MENJELANG Hari Anak Nasional yang akan berlangsung pada pekan depan, tindak kekerasan pada anak sampai saat ini dapat dikatakan masih marak terjadi.
Deputi Bidang Pemenuhan Hak Anak, Kementerian PPPA, Pribudiarta Nur Sitepu, memaparkan, berdasarkan hasil survei nasional pengalaman hidup anak dan remaja 2024, kekerasan kepada anak baik fisik, digital, hingga seksual masih menjadi masalah yang harus ditangani.
“Kekerasan fisik itu 18 dari 100 anak laki-laki dan perempuan yang mengalami ini sepanjang hidupnya. Paling besar itu ditampar, didorong, dijambak, diseret, ditendang, dicambuk, dipukul, dan sebagainya. Itu paling banyak 19% anak laki-laki mengalami hal itu dan untuk anak perempuan 14%. Jadi laki-laki dan perempuan fenomenanya hampir sama. Kemudian sisanya dicekik, dihajar dan sebagainya,” ungkapnya dalam acara Konferensi Pers Peringatan Hari Anak Nasional ke-41 Tahun 2025, Rabu (16/7).
Ketika dilihat lanjut tentang siapa yang melakukan kekerasan fisik ini, paling banyak pelaku kekerasan fisik yang melakukannya adalah teman sebaya dan orangtua.
“Jadi bisa kita ambil kesimpulan bahwa rumah tidak selalu menjadi tempat aman untuk anak, karena itu penting sekali kita meningkatkan kapasitas orangtua dalam pengasuhan,” ujar Pribudiarta.
Selain itu, kekerasan anak di ranah digital atau cyber bullying juga dikatakan cukup tinggi. Sebanyak 14,4% anak laki-laki dan 13,7% anak perempuan menyatakan pernah mengalami hal ini sepanjang hidupnya.

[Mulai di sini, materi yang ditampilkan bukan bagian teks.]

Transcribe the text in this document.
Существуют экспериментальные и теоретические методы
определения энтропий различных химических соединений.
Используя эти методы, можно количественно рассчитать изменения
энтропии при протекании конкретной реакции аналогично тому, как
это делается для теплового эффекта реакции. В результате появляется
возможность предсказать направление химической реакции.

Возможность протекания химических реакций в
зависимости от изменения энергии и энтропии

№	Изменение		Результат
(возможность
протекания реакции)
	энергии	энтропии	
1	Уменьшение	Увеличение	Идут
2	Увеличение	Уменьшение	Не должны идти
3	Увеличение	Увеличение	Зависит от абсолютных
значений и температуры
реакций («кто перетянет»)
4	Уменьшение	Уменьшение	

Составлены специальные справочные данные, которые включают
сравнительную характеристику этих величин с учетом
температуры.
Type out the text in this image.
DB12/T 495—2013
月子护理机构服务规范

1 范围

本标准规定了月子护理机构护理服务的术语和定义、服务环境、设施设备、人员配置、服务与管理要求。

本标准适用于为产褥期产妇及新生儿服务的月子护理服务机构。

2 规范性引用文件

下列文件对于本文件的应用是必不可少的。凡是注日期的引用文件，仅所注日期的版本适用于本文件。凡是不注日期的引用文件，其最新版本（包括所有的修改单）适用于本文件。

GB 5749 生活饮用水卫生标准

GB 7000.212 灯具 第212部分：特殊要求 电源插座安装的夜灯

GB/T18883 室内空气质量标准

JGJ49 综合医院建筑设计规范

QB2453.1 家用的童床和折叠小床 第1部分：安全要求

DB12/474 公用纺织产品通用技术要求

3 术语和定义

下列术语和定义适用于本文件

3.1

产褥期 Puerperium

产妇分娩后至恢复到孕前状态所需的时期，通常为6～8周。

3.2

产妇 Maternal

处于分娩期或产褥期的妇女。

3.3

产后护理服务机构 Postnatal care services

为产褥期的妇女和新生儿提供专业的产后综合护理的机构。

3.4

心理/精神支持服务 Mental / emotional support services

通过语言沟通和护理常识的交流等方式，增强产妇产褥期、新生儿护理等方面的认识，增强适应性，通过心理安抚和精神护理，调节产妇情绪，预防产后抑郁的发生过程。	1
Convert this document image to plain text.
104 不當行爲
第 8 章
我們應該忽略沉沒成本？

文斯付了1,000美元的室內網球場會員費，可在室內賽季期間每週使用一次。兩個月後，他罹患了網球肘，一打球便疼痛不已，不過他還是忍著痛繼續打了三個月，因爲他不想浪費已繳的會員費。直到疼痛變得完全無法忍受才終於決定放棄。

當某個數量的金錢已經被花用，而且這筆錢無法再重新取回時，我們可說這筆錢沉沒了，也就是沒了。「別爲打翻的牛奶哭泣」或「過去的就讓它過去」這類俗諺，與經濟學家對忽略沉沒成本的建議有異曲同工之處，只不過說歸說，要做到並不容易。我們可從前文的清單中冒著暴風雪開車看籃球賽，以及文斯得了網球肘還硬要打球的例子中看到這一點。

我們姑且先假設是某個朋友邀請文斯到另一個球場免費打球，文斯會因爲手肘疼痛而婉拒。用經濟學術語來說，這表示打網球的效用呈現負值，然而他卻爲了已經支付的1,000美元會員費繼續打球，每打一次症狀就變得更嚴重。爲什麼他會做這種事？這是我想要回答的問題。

Bentuk cyber bullying ini sendiri 10,8% anak laki-laki dan 9,6% anak perempuan menyatakan mereka dikirimi pesan suara, gambar dan tulisan yang merendahkan, mengolok-olok atau mempermalukan melalui media sosial atau komunikasi elektronik seperti WhatsApp, Instagram, TikTok dan lainnya.
KEKERASAN SEKSUAL
Sementara itu, kekerasan ekstrem yakni kekerasan seksual jumlahnya juga cukup besar atau 9 dari 100 anak laki-laki maupun anak perempuan telah mengalami bentuk kekerasan seksual dalam hidupnya.
“Biasanya mereka dipaksa melakukan kegiatan seksual, dipaksa terlibat dalam kegiatan foto atau video seksual, diminta mengirim teks gambar atau foto. Paling banyak itu dipaksa menyaksikan atau hampir 3,64% untuk anak laki-laki dan 2,54% untuk anak perempuan,” tegasnya.
“Strategi mencegahnya, pelaku kekerasan itu paling tinggi adalah pasangan atau pacar, kemudian keluarga. Ternyata memang orang terdekat yang seharusnya mereka mengasuh anak. Kemudian dengan bentuk kekerasan yang tinggi, akses layanan pada anak usia 13-17 tahun hanya 0,52% pada anak laki-laki dan 4,35% pada anak perempuan yang mengakses layanan,” pungkas Pribudiarta. (H-1)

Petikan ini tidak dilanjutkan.